Conservatives contend that with the arsenal to be slashed to no more than 1,675 deployed warheads under a new pact being finalized with Russia, U.S. security will depend on ending the testing moratorium and designing and fielding a new "modern" warhead.
"Nobody should kid themselves if they think there is a substitute for testing," said John Bolton, who served as the Bush administration's top nuclear arms control official and was an ambassador to the United Nations.
All 40 Republican senators and Sen. Joseph Lieberman, a Connecticut independent, implied in a letter to Obama last month that they'd block ratification of the new treaty with Russia unless he funds a "modern" warhead and new facilities at the Los Alamos National Laboratory in New Mexico and the Y-12 Plant in Oak Ridge, Tenn.
"We don't believe further reductions can be in the national security interest of the U.S. in the absence of as significant program to modernize our nuclear deterrent," wrote the senators, led by Republican Jon Kyl of Arizona.

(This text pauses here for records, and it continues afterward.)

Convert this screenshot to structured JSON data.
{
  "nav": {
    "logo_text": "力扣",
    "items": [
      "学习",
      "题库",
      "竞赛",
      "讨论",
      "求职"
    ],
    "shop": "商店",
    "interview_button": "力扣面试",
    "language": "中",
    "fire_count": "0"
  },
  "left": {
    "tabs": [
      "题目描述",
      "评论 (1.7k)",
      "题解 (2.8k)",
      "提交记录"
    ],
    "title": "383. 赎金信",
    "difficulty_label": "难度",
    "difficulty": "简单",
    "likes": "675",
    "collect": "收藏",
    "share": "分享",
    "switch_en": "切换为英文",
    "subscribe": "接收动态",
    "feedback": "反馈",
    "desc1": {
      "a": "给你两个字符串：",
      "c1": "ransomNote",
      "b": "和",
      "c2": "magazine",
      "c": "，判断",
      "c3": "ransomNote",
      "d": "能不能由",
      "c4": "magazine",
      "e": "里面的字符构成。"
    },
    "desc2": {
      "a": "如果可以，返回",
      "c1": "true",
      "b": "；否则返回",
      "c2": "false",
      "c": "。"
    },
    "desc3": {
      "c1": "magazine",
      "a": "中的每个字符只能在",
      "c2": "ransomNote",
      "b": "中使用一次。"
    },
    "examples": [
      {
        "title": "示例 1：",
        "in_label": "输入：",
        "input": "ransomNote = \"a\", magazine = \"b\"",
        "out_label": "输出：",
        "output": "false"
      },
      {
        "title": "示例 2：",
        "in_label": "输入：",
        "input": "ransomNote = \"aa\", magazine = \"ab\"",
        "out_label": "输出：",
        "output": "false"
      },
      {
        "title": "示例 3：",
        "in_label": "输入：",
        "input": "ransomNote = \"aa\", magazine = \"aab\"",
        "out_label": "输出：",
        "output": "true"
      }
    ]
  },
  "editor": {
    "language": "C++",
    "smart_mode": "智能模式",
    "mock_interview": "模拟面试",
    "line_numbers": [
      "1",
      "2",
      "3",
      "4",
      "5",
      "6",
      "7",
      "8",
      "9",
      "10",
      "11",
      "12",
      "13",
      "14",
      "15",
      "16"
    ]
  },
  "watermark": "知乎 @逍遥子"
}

Some experts said the administration apparently is hoping that its plan to boost spending on nuclear weapons will persuade enough Republicans to join Democrats in ratifying the new treaty with Russia and a global ban on underground testing known as the Comprehensive Test Ban Treaty.
Iran and North Korea, however, could argue that the plan contradicts Obama's pledge to cut the U.S. arsenal and seek a nuclear weapons-free world in their campaigns to blunt U.S.-led efforts to halt their nuclear programs.

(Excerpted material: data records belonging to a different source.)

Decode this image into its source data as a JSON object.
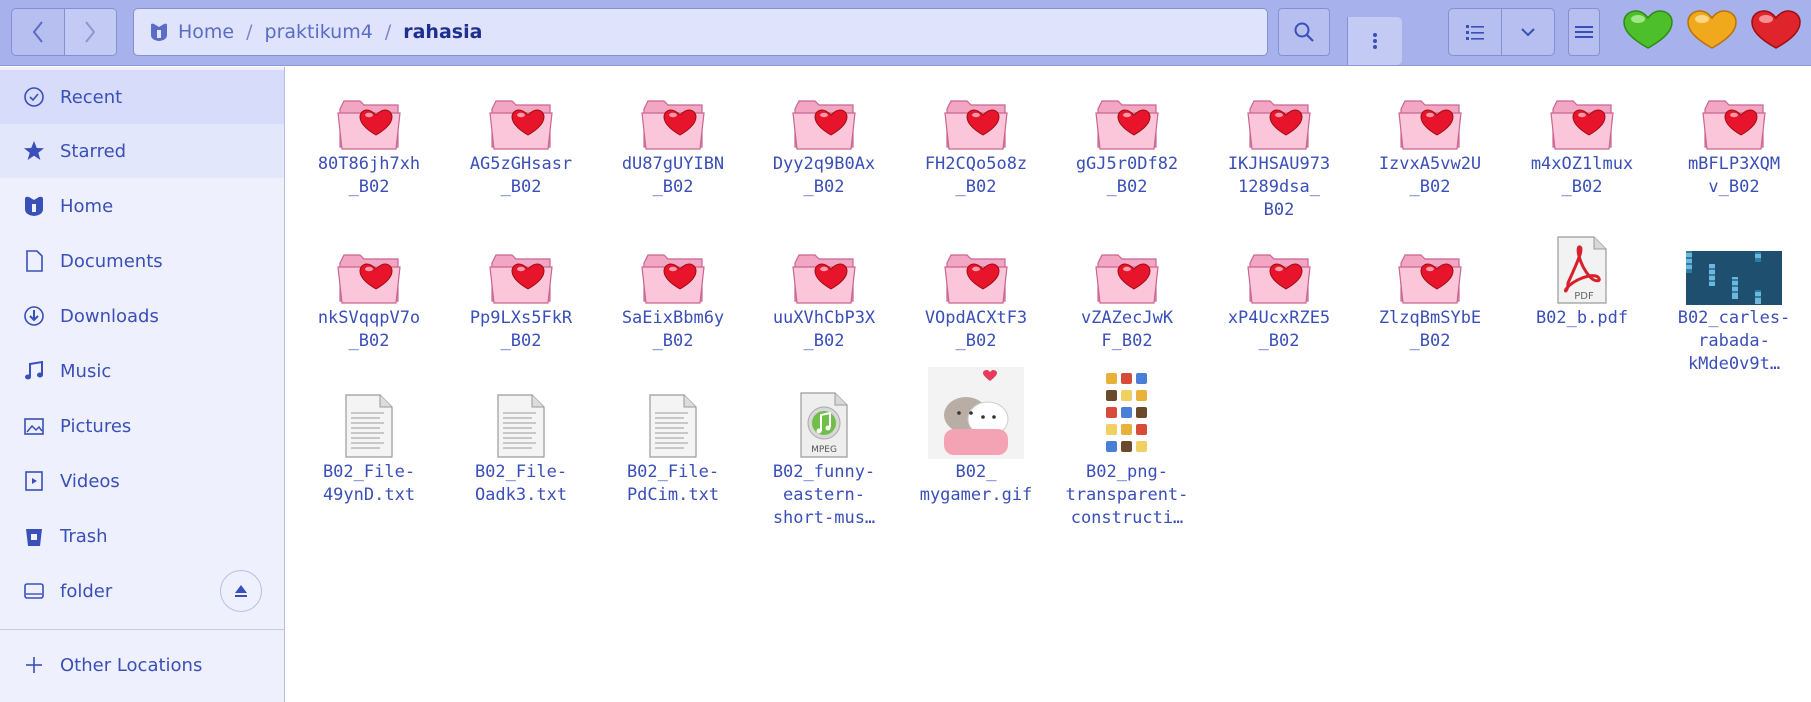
{
  "header": {
    "back_icon": "chevron-left-icon",
    "forward_icon": "chevron-right-icon",
    "breadcrumb": [
      {
        "label": "Home",
        "icon": "home-icon"
      },
      {
        "label": "praktikum4"
      },
      {
        "label": "rahasia"
      }
    ],
    "separator": "/",
    "menu_icon": "vertical-dots-icon",
    "search_icon": "search-icon",
    "view_list_icon": "list-view-icon",
    "view_dropdown_icon": "chevron-down-icon",
    "hamburger_icon": "hamburger-menu-icon",
    "window_controls": [
      {
        "name": "minimize",
        "color": "#4cbf2a"
      },
      {
        "name": "maximize",
        "color": "#f0a81c"
      },
      {
        "name": "close",
        "color": "#e0242c"
      }
    ]
  },
  "sidebar": {
    "items": [
      {
        "label": "Recent",
        "icon": "clock-icon"
      },
      {
        "label": "Starred",
        "icon": "star-icon"
      },
      {
        "label": "Home",
        "icon": "home-icon"
      },
      {
        "label": "Documents",
        "icon": "document-icon"
      },
      {
        "label": "Downloads",
        "icon": "download-icon"
      },
      {
        "label": "Music",
        "icon": "music-icon"
      },
      {
        "label": "Pictures",
        "icon": "pictures-icon"
      },
      {
        "label": "Videos",
        "icon": "film-icon"
      },
      {
        "label": "Trash",
        "icon": "trash-icon"
      },
      {
        "label": "folder",
        "icon": "drive-icon"
      }
    ],
    "other_locations": {
      "label": "Other Locations",
      "icon": "plus-icon"
    },
    "eject_icon": "eject-icon"
  },
  "files": [
    {
      "name": "80T86jh7xh\n_B02",
      "type": "folder"
    },
    {
      "name": "AG5zGHsasr\n_B02",
      "type": "folder"
    },
    {
      "name": "dU87gUYIBN\n_B02",
      "type": "folder"
    },
    {
      "name": "Dyy2q9B0Ax\n_B02",
      "type": "folder"
    },
    {
      "name": "FH2CQo5o8z\n_B02",
      "type": "folder"
    },
    {
      "name": "gGJ5r0Df82\n_B02",
      "type": "folder"
    },
    {
      "name": "IKJHSAU973\n1289dsa_\nB02",
      "type": "folder"
    },
    {
      "name": "IzvxA5vw2U\n_B02",
      "type": "folder"
    },
    {
      "name": "m4xOZ1lmux\n_B02",
      "type": "folder"
    },
    {
      "name": "mBFLP3XQM\nv_B02",
      "type": "folder"
    },
    {
      "name": "nkSVqqpV7o\n_B02",
      "type": "folder"
    },
    {
      "name": "Pp9LXs5FkR\n_B02",
      "type": "folder"
    },
    {
      "name": "SaEixBbm6y\n_B02",
      "type": "folder"
    },
    {
      "name": "uuXVhCbP3X\n_B02",
      "type": "folder"
    },
    {
      "name": "VOpdACXtF3\n_B02",
      "type": "folder"
    },
    {
      "name": "vZAZecJwK\nF_B02",
      "type": "folder"
    },
    {
      "name": "xP4UcxRZE5\n_B02",
      "type": "folder"
    },
    {
      "name": "ZlzqBmSYbE\n_B02",
      "type": "folder"
    },
    {
      "name": "B02_b.pdf",
      "type": "pdf",
      "badge": "PDF"
    },
    {
      "name": "B02_carles-\nrabada-\nkMde0v9t…",
      "type": "image-photo"
    },
    {
      "name": "B02_File-\n49ynD.txt",
      "type": "text"
    },
    {
      "name": "B02_File-\nOadk3.txt",
      "type": "text"
    },
    {
      "name": "B02_File-\nPdCim.txt",
      "type": "text"
    },
    {
      "name": "B02_funny-\neastern-\nshort-mus…",
      "type": "audio",
      "badge": "MPEG"
    },
    {
      "name": "B02_\nmygamer.gif",
      "type": "image-gif"
    },
    {
      "name": "B02_png-\ntransparent-\nconstructi…",
      "type": "image-png"
    }
  ]
}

Other countries could see increased U.S. spending for nuclear weapons as backsliding by Obama, whose strategy helped win him the 2009 Nobel Peace Prize.
"The tightrope the president has to walk is to put in enough funding to ensure everyone that the weapons will remain safe, secure and effective, but not so much that it looks like a new arms buildup," said Joseph Cirincione of the Ploughshares Fund, a foundation that underwrites arms control programs. "There is no question that some counties, friends and foes, will see the increased spending as a sign of U.S. hypocrisy."

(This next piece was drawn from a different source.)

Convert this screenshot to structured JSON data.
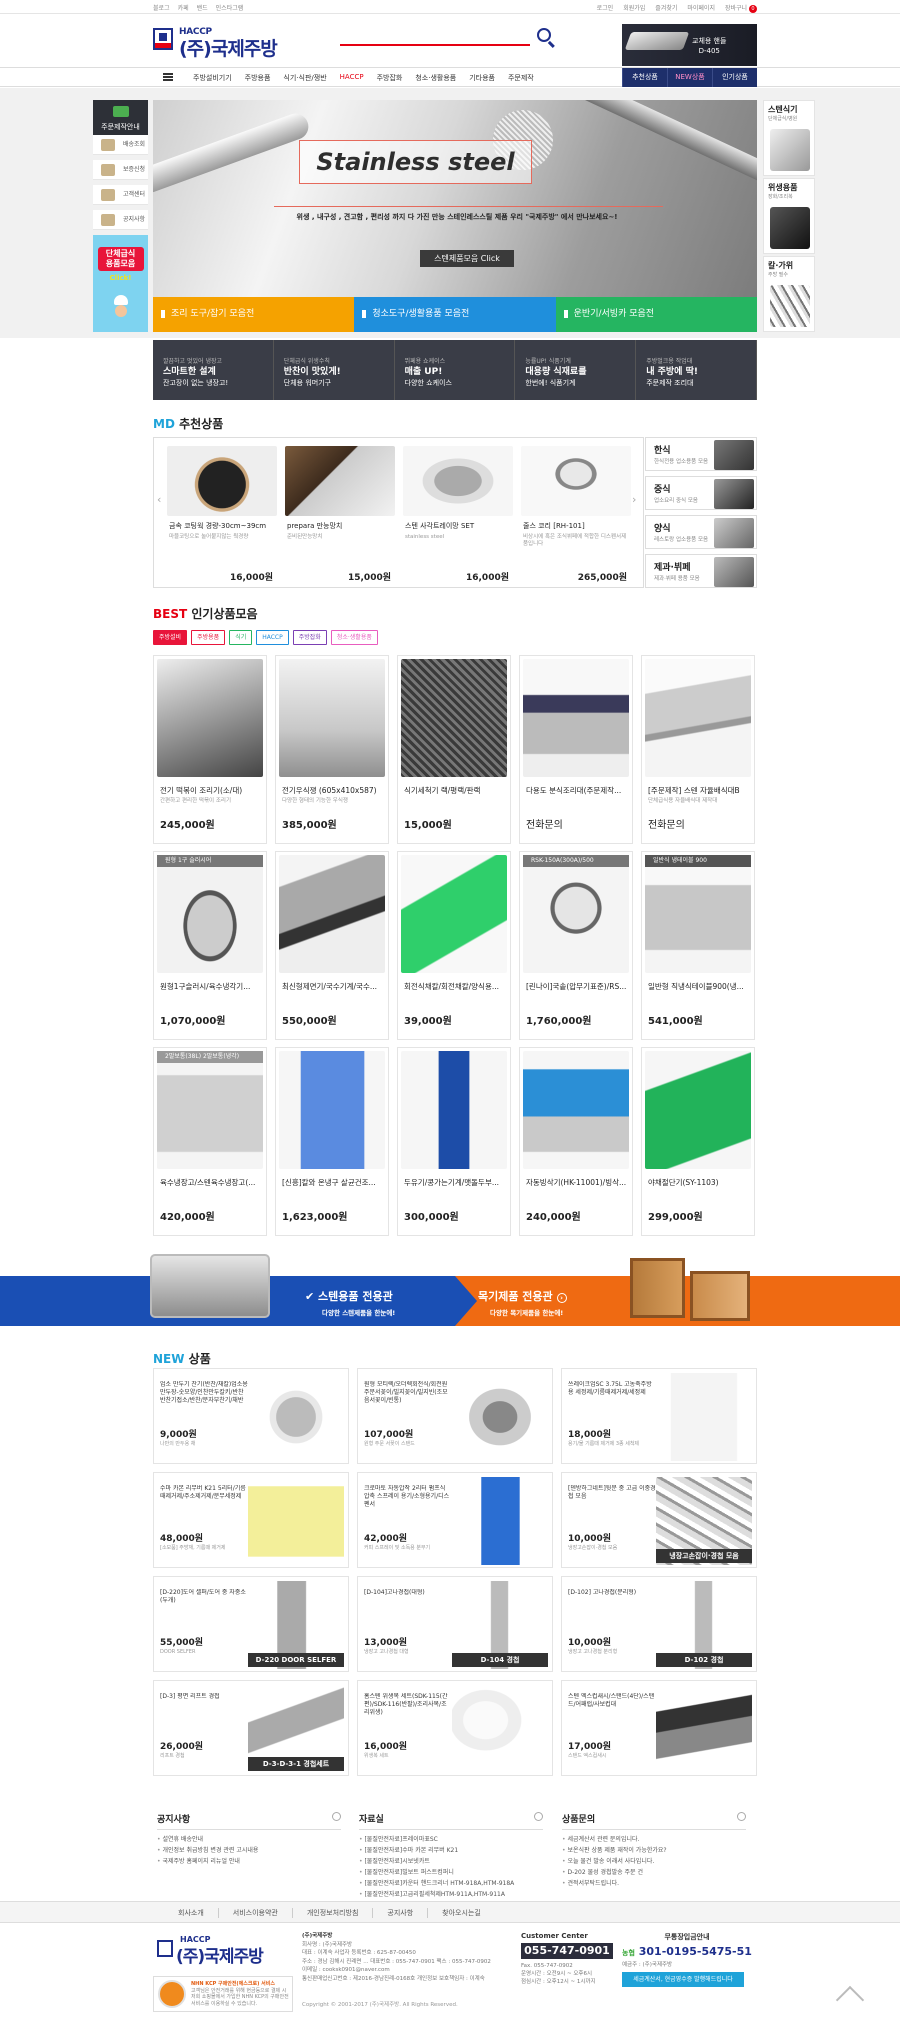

Obama vowed to take "concrete steps towards a world without nuclear weapons" in an April 5 speech in the Czech Republic capital of Prague, warning that the growing danger of powers such as Iran or terrorist groups acquiring them puts "our survival" at risk.
He committed the U.S. to signing the new treaty with Moscow, de-emphasizing the role of nuclear weapons in U.S. defense strategy, joining the global ban on underground testing and bolstering the Non-Proliferation Treaty, the keystone of the international system to halt the spread of nuclear arms.
Obama, however, stipulated that "as long as these weapons exist, the U.S. will maintain a safe, secure and effective arsenal" to deter nuclear strikes on the U.S. or its allies.
Since the mid-1990s, the U.S. has used computer simulations, advanced experiments, inspections, monitoring and overhauls — the Stockpile Stewardship Program — to ensure the safety, security and effectiveness of its arsenal, now estimated at 2,200 deployed strategic warheads and 2,500 reserve strategic warheads.
A series of government and independent studies have certified the reliability of the arsenal. A September report by the JASONs, an independent advisory group, found that the "lifetimes of today's nuclear warheads could be extended for decades with no anticipated loss in confidence."
The JASONs' report, however, also added to concerns about a loss of U.S. nuclear weapons expertise, inadequate support for the Stockpile Stewardship Program and the need to modernize the Los Alamos and Sandia National Laboratories in New Mexico and the Lawrence Livermore laboratory in California and five other sites of the "nuclear complex" where warheads are maintained, monitored, overhauled and stored.
The National Nuclear Security Administration, the civilian agency that oversees the U.S. arsenal, is pursuing a multi-billion dollar plan to "transform" the complex by demolishing old, unsafe and unused facilities and consolidating their functions in modern, high-security buildings.